Purbaya Setujui Bantuan Pakaian Reject untuk Sumatra, Bakal Dibebaskan Pajak

Purbaya Setujui Bantuan Pakaian Reject untuk Sumatra, Bakal Dibebaskan Pajak

Bisnis.com, JAKARTA — Menteri Keuangan (Menkeu) Purbaya Yudhi Sadewa membuka peluang pembebasan pajak terhadap penyaluran bantuan pakaian reject untuk korban bencana di Sumatra. 

Hal itu disampaikan Purbaya usai menghadiri rapat arahan Presiden Prabowo Subianto kepada Kepala Daerah se-Papua dan Komite Eksekutif Percepatan Pembangunan Otonomi Khusus Papua di Istana Negara, Selasa (16/12/2025).

Purbaya menjelaskan, pakaian reject yang dimaksud bukan berasal dari bantuan pemerintah atau barang sitaan negara, melainkan dari pabrik yang berada di kawasan berikat.

“Kan itu bukan dari balpres, dari pabrik, di kawasan berikat. Mau dikirim ke luar negeri tapi ada cacat, kita lihat lah. Kan itu bukan barang ilegal, harusnya ada. Nanti kita lihat,” ujar Purbaya.

Terkait permintaan Presiden Prabowo agar Kementerian Keuangan membantu kelancaran penyaluran bantuan tersebut, termasuk soal keringanan pajak, Purbaya menyatakan secara prinsip hal itu memungkinkan dilakukan.

“Bisa lah, gampang itu kan [kondisi] kalau ada bencana, ada pengecualian,” katanya.

Adapun mengenai jumlah perusahaan yang akan terlibat dalam penyaluran bantuan pakaian reject tersebut, Purbaya mengatakan hingga kini baru dua perusahaan yang disebutkan.

“Kan yang disebutin baru dua. Saya nggak tahu totalnya berapa. Nanti kita lihat seperti apa,” tandasnya.

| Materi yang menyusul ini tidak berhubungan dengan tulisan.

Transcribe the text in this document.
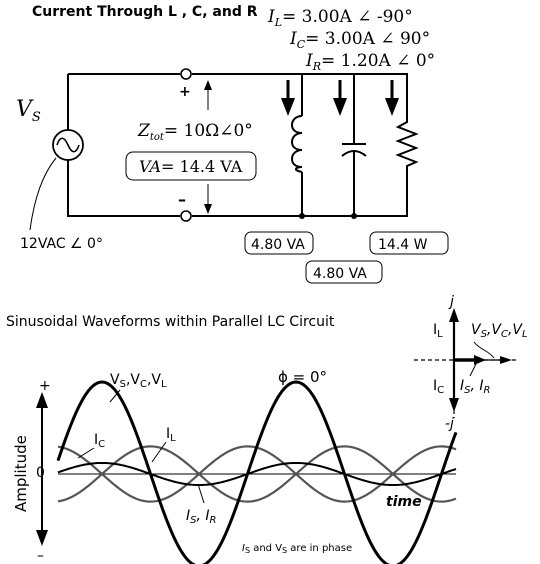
Current Through L , C, and R $I_L= 3.00A$ ∠ -90°
$I_C= 3.00A$ ∠ 90°
$I_R= 1.20A$ ∠ 0°
$V_S$
12VAC ∠ 0°
+
–
$Z_{tot}=$ 10Ω∠0°
VA= 14.4 VA
4.80 VA
4.80 VA
14.4 W
Sinusoidal Waveforms within Parallel LC Circuit
+
0
–
Amplitude
ϕ = 0°
$V_S,V_C,V_L$
$I_C$
$I_L$
$I_S$, $I_R$
time
$I_S$ and $V_S$ are in phase
j
-j
$I_L$
$I_C$
$V_S,V_C,V_L$
$I_S$, $I_R$
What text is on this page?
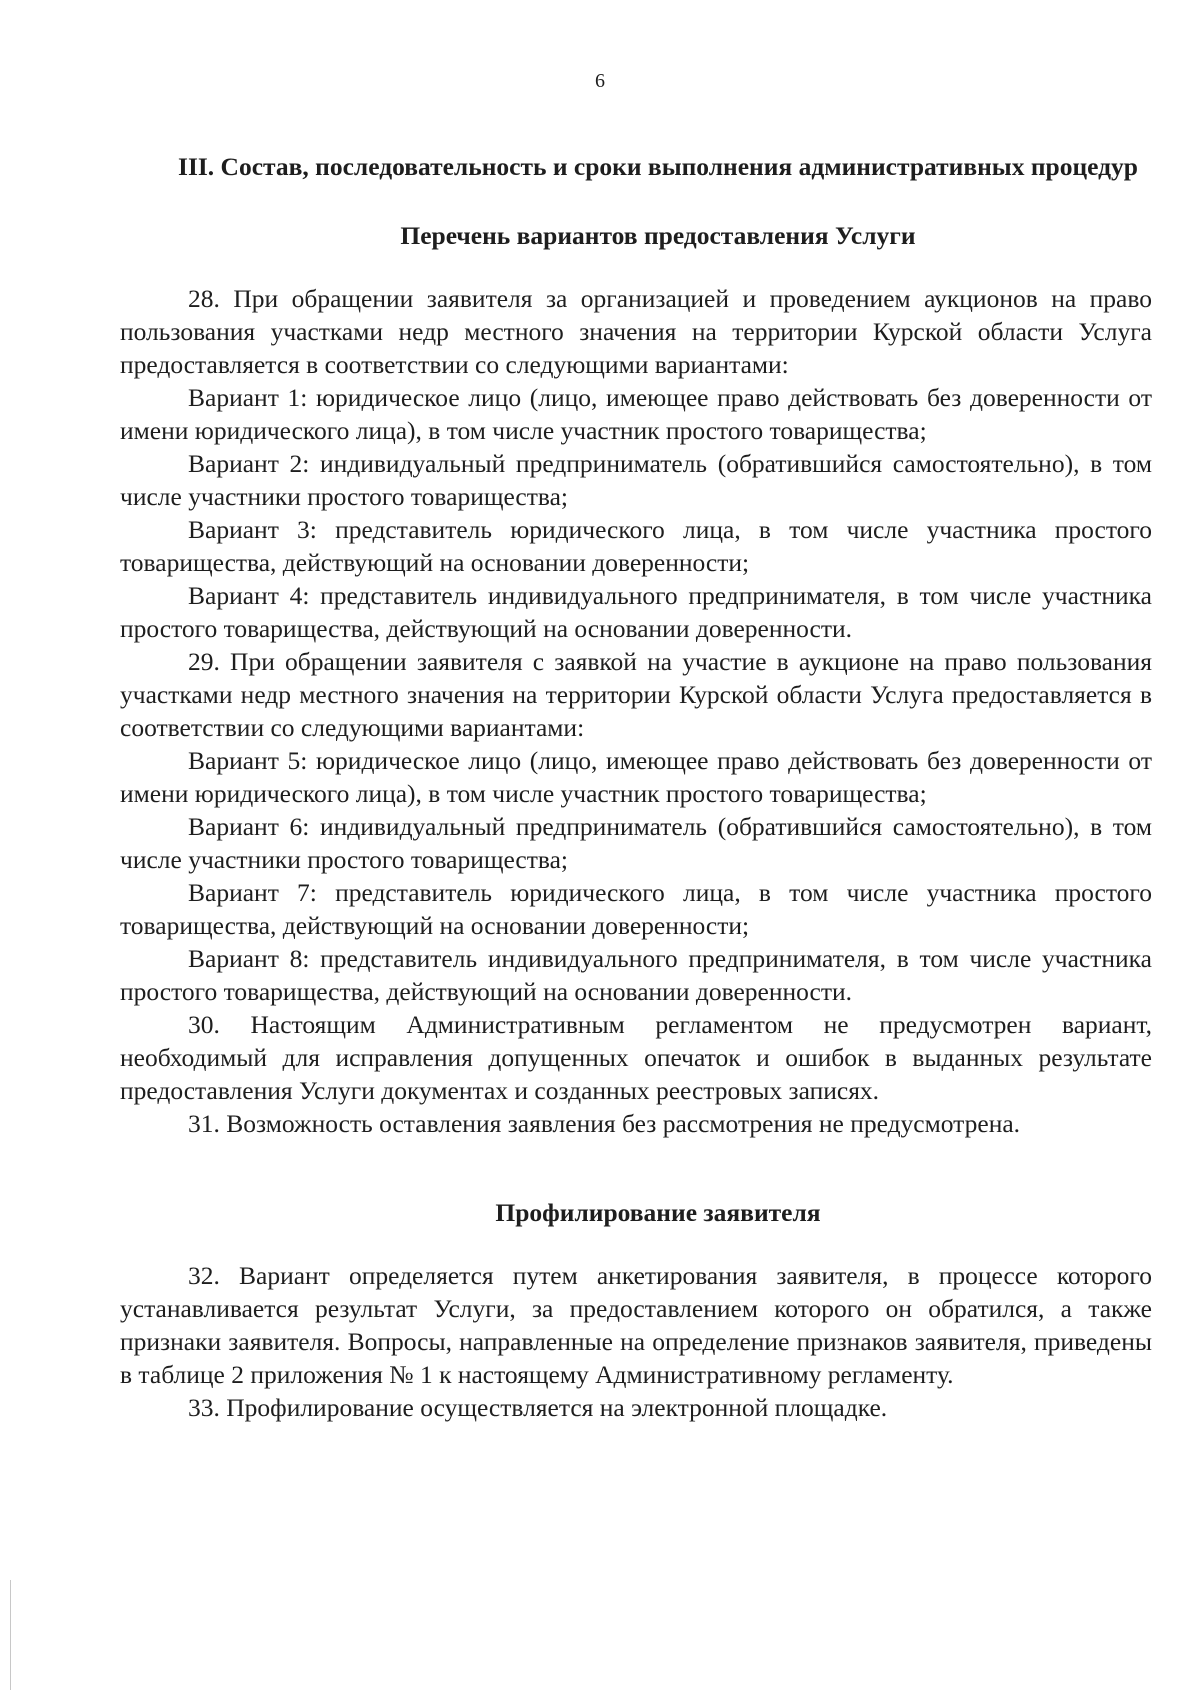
6
III. Состав, последовательность и сроки выполнения административных процедур
Перечень вариантов предоставления Услуги

28. При обращении заявителя за организацией и проведением аукционов на право пользования участками недр местного значения на территории Курской области Услуга предоставляется в соответствии со следующими вариантами:

Вариант 1: юридическое лицо (лицо, имеющее право действовать без доверенности от имени юридического лица), в том числе участник простого товарищества;

Вариант 2: индивидуальный предприниматель (обратившийся самостоятельно), в том числе участники простого товарищества;

Вариант 3: представитель юридического лица, в том числе участника простого товарищества, действующий на основании доверенности;

Вариант 4: представитель индивидуального предпринимателя, в том числе участника простого товарищества, действующий на основании доверенности.

29. При обращении заявителя с заявкой на участие в аукционе на право пользования участками недр местного значения на территории Курской области Услуга предоставляется в соответствии со следующими вариантами:

Вариант 5: юридическое лицо (лицо, имеющее право действовать без доверенности от имени юридического лица), в том числе участник простого товарищества;

Вариант 6: индивидуальный предприниматель (обратившийся самостоятельно), в том числе участники простого товарищества;

Вариант 7: представитель юридического лица, в том числе участника простого товарищества, действующий на основании доверенности;

Вариант 8: представитель индивидуального предпринимателя, в том числе участника простого товарищества, действующий на основании доверенности.

30. Настоящим Административным регламентом не предусмотрен вариант, необходимый для исправления допущенных опечаток и ошибок в выданных результате предоставления Услуги документах и созданных реестровых записях.

31. Возможность оставления заявления без рассмотрения не предусмотрена.

Профилирование заявителя

32. Вариант определяется путем анкетирования заявителя, в процессе которого устанавливается результат Услуги, за предоставлением которого он обратился, а также признаки заявителя. Вопросы, направленные на определение признаков заявителя, приведены в таблице 2 приложения № 1 к настоящему Административному регламенту.

33. Профилирование осуществляется на электронной площадке.
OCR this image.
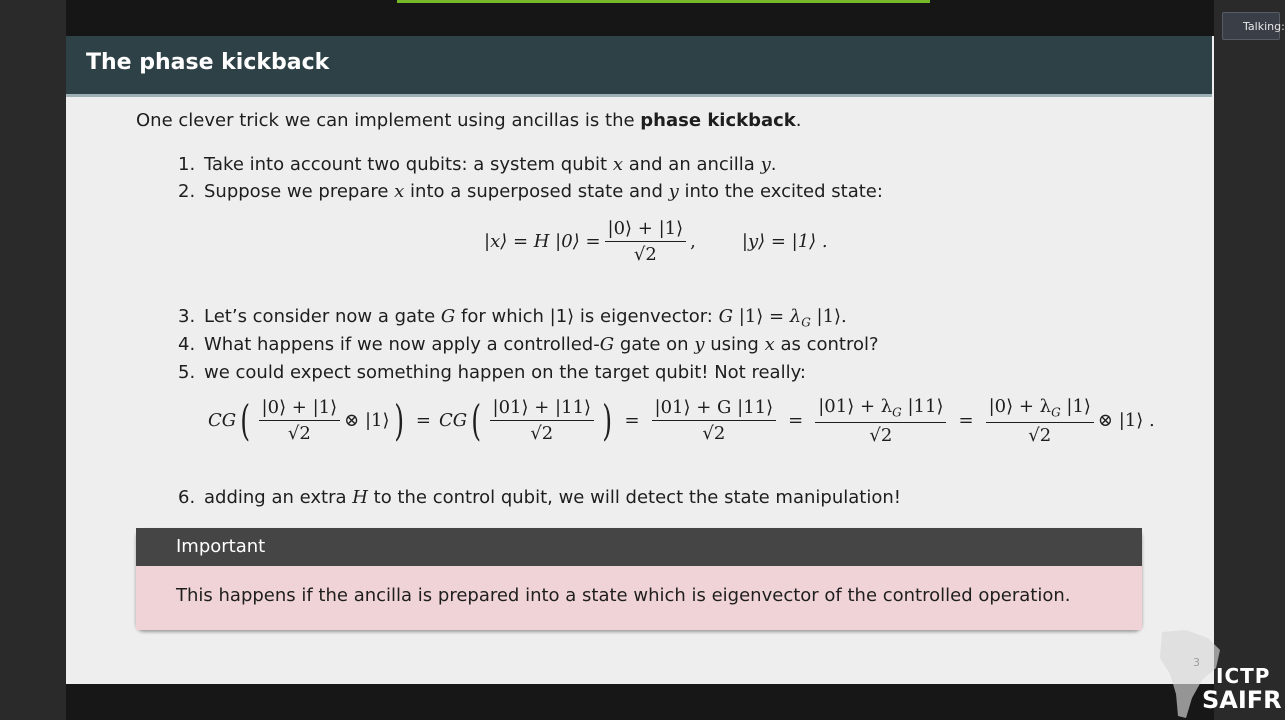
Talking:
The phase kickback
One clever trick we can implement using ancillas is the phase kickback.
1. Take into account two qubits: a system qubit x and an ancilla y.
2. Suppose we prepare x into a superposed state and y into the excited state:
|x⟩ = H |0⟩ = $\frac{|0⟩ + |1⟩}{√2}$ ,	|y⟩ = |1⟩ .
3. Let’s consider now a gate G for which |1⟩ is eigenvector: G |1⟩ = $\lambda_G$ |1⟩.
4. What happens if we now apply a controlled-G gate on y using x as control?
5. we could expect something happen on the target qubit! Not really:
CG ( $\frac{|0⟩ + |1⟩}{√2}$ ⊗ |1⟩ ) = CG ( $\frac{|01⟩ + |11⟩}{√2}$ ) = $\frac{|01⟩ + G |11⟩}{√2} = \frac{|01⟩ + \lambda_G |11⟩}{√2} = \frac{|0⟩ + \lambda_G |1⟩}{√2}$ ⊗ |1⟩ .
6. adding an extra H to the control qubit, we will detect the state manipulation!
ICTP
SAIFR
Important
This happens if the ancilla is prepared into a state which is eigenvector of the controlled operation.
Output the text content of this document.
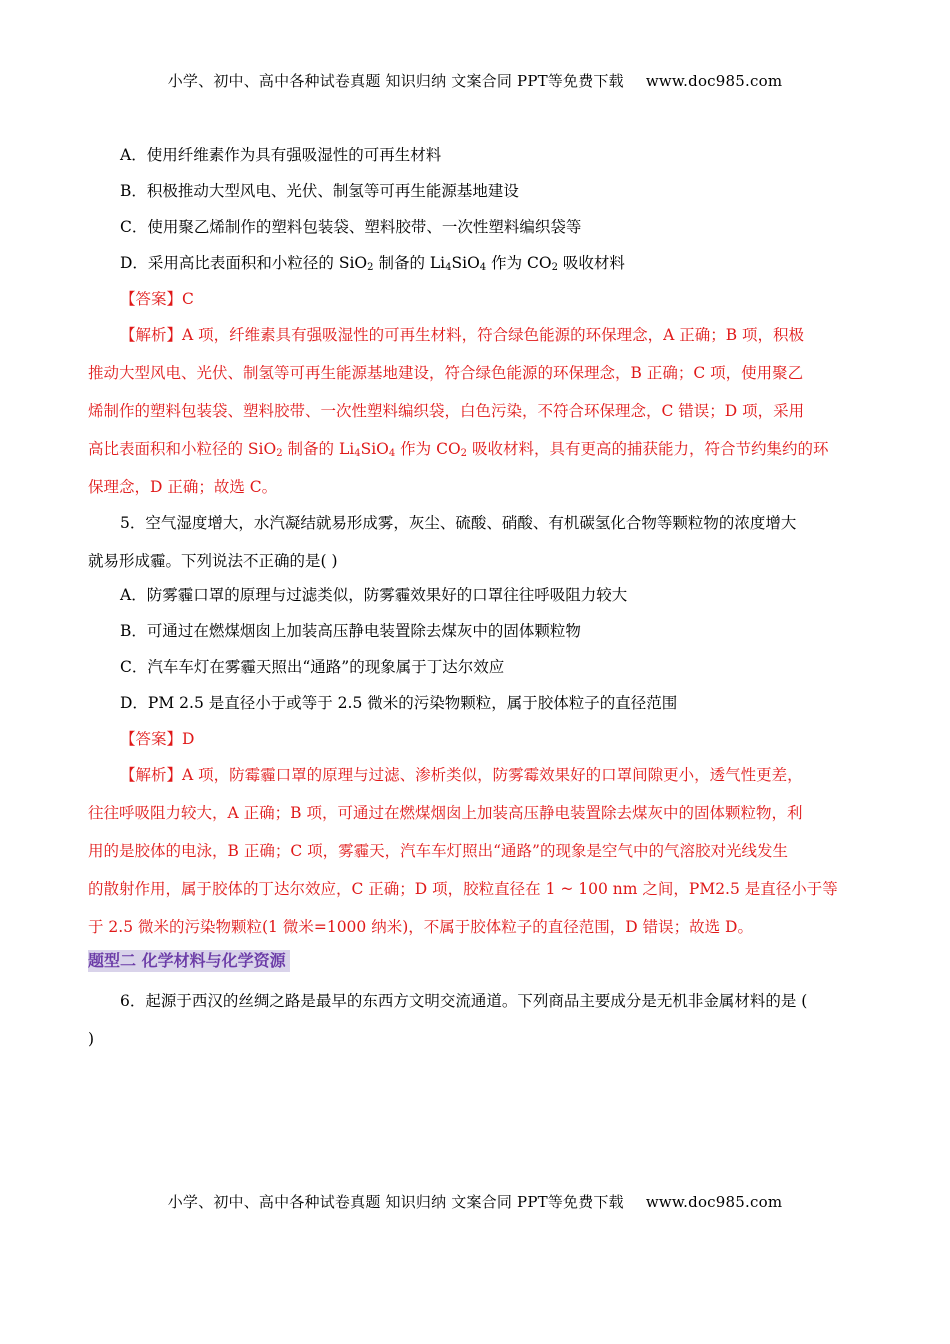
小学、初中、高中各种试卷真题 知识归纳 文案合同 PPT等免费下载 www.doc985.com
A．使用纤维素作为具有强吸湿性的可再生材料
B．积极推动大型风电、光伏、制氢等可再生能源基地建设
C．使用聚乙烯制作的塑料包装袋、塑料胶带、一次性塑料编织袋等
D．采用高比表面积和小粒径的 SiO$_2$ 制备的 $Li_4SiO_4$ 作为 $CO_2$ 吸收材料
【答案】C
【解析】A 项，纤维素具有强吸湿性的可再生材料，符合绿色能源的环保理念，A 正确；B 项，积极
推动大型风电、光伏、制氢等可再生能源基地建设，符合绿色能源的环保理念，B 正确；C 项，使用聚乙
烯制作的塑料包装袋、塑料胶带、一次性塑料编织袋，白色污染，不符合环保理念，C 错误；D 项，采用
高比表面积和小粒径的 SiO$_2$ 制备的 $Li_4SiO_4$ 作为 $CO_2$ 吸收材料，具有更高的捕获能力，符合节约集约的环
保理念，D 正确；故选 C。
5．空气湿度增大，水汽凝结就易形成雾，灰尘、硫酸、硝酸、有机碳氢化合物等颗粒物的浓度增大
就易形成霾。下列说法不正确的是( )
A．防雾霾口罩的原理与过滤类似，防雾霾效果好的口罩往往呼吸阻力较大
B．可通过在燃煤烟囱上加装高压静电装置除去煤灰中的固体颗粒物
C．汽车车灯在雾霾天照出“通路”的现象属于丁达尔效应
D．PM 2.5 是直径小于或等于 2.5 微米的污染物颗粒，属于胶体粒子的直径范围
【答案】D
【解析】A 项，防霉霾口罩的原理与过滤、渗析类似，防雾霉效果好的口罩间隙更小，透气性更差，
往往呼吸阻力较大，A 正确；B 项，可通过在燃煤烟囱上加装高压静电装置除去煤灰中的固体颗粒物，利
用的是胶体的电泳，B 正确；C 项，雾霾天，汽车车灯照出“通路”的现象是空气中的气溶胶对光线发生
的散射作用，属于胶体的丁达尔效应，C 正确；D 项，胶粒直径在 1 ~ 100 nm 之间，PM2.5 是直径小于等
于 2.5 微米的污染物颗粒(1 微米=1000 纳米)，不属于胶体粒子的直径范围，D 错误；故选 D。
题型二 化学材料与化学资源
6．起源于西汉的丝绸之路是最早的东西方文明交流通道。下列商品主要成分是无机非金属材料的是 (
)
小学、初中、高中各种试卷真题 知识归纳 文案合同 PPT等免费下载 www.doc985.com
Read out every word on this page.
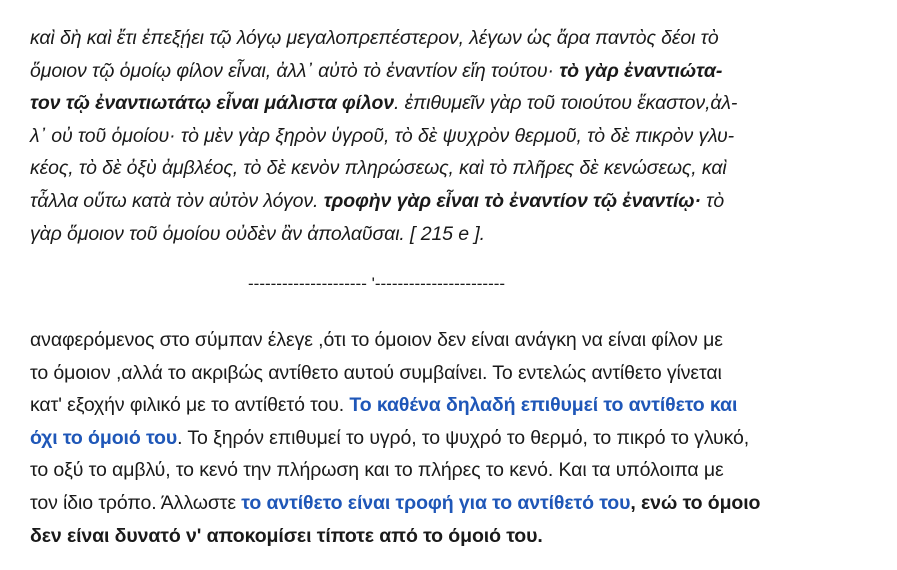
καὶ δὴ καὶ ἔτι ἐπεξῄει τῷ λόγῳ μεγαλοπρεπέστερον, λέγων ὡς ἄρα παντὸς δέοι τὸ
ὅμοιον τῷ ὁμοίῳ φίλον εἶναι, ἀλλ᾽ αὐτὸ τὸ ἐναντίον εἴη τούτου· τὸ γὰρ ἐναντιώτα-
τον τῷ ἐναντιωτάτῳ εἶναι μάλιστα φίλον. ἐπιθυμεῖν γὰρ τοῦ τοιούτου ἕκαστον,ἀλ-
λ᾽ οὐ τοῦ ὁμοίου· τὸ μὲν γὰρ ξηρὸν ὑγροῦ, τὸ δὲ ψυχρὸν θερμοῦ, τὸ δὲ πικρὸν γλυ-
κέος, τὸ δὲ ὀξὺ ἀμβλέος, τὸ δὲ κενὸν πληρώσεως, καὶ τὸ πλῆρες δὲ κενώσεως, καὶ
τἆλλα οὕτω κατὰ τὸν αὐτὸν λόγον. τροφὴν γὰρ εἶναι τὸ ἐναντίον τῷ ἐναντίῳ· τὸ
γὰρ ὅμοιον τοῦ ὁμοίου οὐδὲν ἂν ἀπολαῦσαι. [ 215 e ].
--------------------- '-----------------------
αναφερόμενος στο σύμπαν έλεγε ,ότι το όμοιον δεν είναι ανάγκη να είναι φίλον με
το όμοιον ,αλλά το ακριβώς αντίθετο αυτού συμβαίνει. Το εντελώς αντίθετο γίνεται
κατ' εξοχήν φιλικό με το αντίθετό του. Το καθένα δηλαδή επιθυμεί το αντίθετο και
όχι το όμοιό του. Το ξηρόν επιθυμεί το υγρό, το ψυχρό το θερμό, το πικρό το γλυκό,
το οξύ το αμβλύ, το κενό την πλήρωση και το πλήρες το κενό. Και τα υπόλοιπα με
τον ίδιο τρόπο. Άλλωστε το αντίθετο είναι τροφή για το αντίθετό του, ενώ το όμοιο
δεν είναι δυνατό ν' αποκομίσει τίποτε από το όμοιό του.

Pemerintah saat ini masih akan mengkaji lebih lanjut mekanisme serta cakupan pembebasan pajak agar penyaluran bantuan ke Papua dapat berjalan cepat dan tetap sesuai dengan ketentuan peraturan perundang-undangan.

Bantuan pakaian tersebut berawal dari laporan Menteri Dalam Negeri Tito Karnavian kepada Presiden Prabowo Subianto mengenai kesediaan dua perusahaan garmen besar di kawasan ekonomi khusus untuk membantu korban Banjir Sumatra. Kedua perusahaan tersebut memiliki stok pakaian layak pakai yang merupakan produk reject export, yakni barang yang tidak memenuhi standar ekspor akibat kesalahan produksi ringan.

“Mereka banyak menyimpan [pakaian] reject export. Jadi banyak yang ekspor tapi karena kurang standar sedikit. Jadi mereka simpan,” ujarnya.

Tito menyebut, satu perusahaan mampu menyediakan sekitar 100.000 pakaian, sementara perusahaan lainnya menyiapkan 25.000 pakaian, sehingga total bantuan mencapai 125.000 potong pakaian. Seluruh pakaian tersebut rencananya akan disalurkan kepada korban banjir bandang dan tanah longsor di Aceh, Sumatra Utara, dan Sumatra Barat.

Namun, penyaluran pakaian reject export dari kawasan ekonomi khusus tersebut memerlukan izin dari dua instansi, yakni Direktorat Jenderal Bea dan Cukai Kementerian Keuangan serta Kementerian Perdagangan. Meski begitu, terdapat ketentuan dalam undang-undang yang memungkinkan barang ekspor digunakan untuk kepentingan penanggulangan bencana, sepanjang ada surat permintaan resmi dari instansi pemerintah.

Atas dasar itu, Kementerian Dalam Negeri telah mengirimkan surat resmi dan meminta dukungan dari Kementerian Keuangan serta Kementerian Perdagangan agar proses perizinan dapat dipercepat. Presiden Prabowo pun menyetujui usulan tersebut dan meminta agar bantuan disalurkan di bawah pengawasan pemerintah serta diterima langsung oleh para korban bencana.

“Ada pasalnya dalam rangka untuk kepentingan bencana dapat digunakan asal ada surat permintaan resmi dari instansi. kami sudah mengeluarkan surat resmi kami mohon dukungan dari pak Menkeu dan pak Mendag agar bisa dikirimkan secapat mungkin,” kata Tito.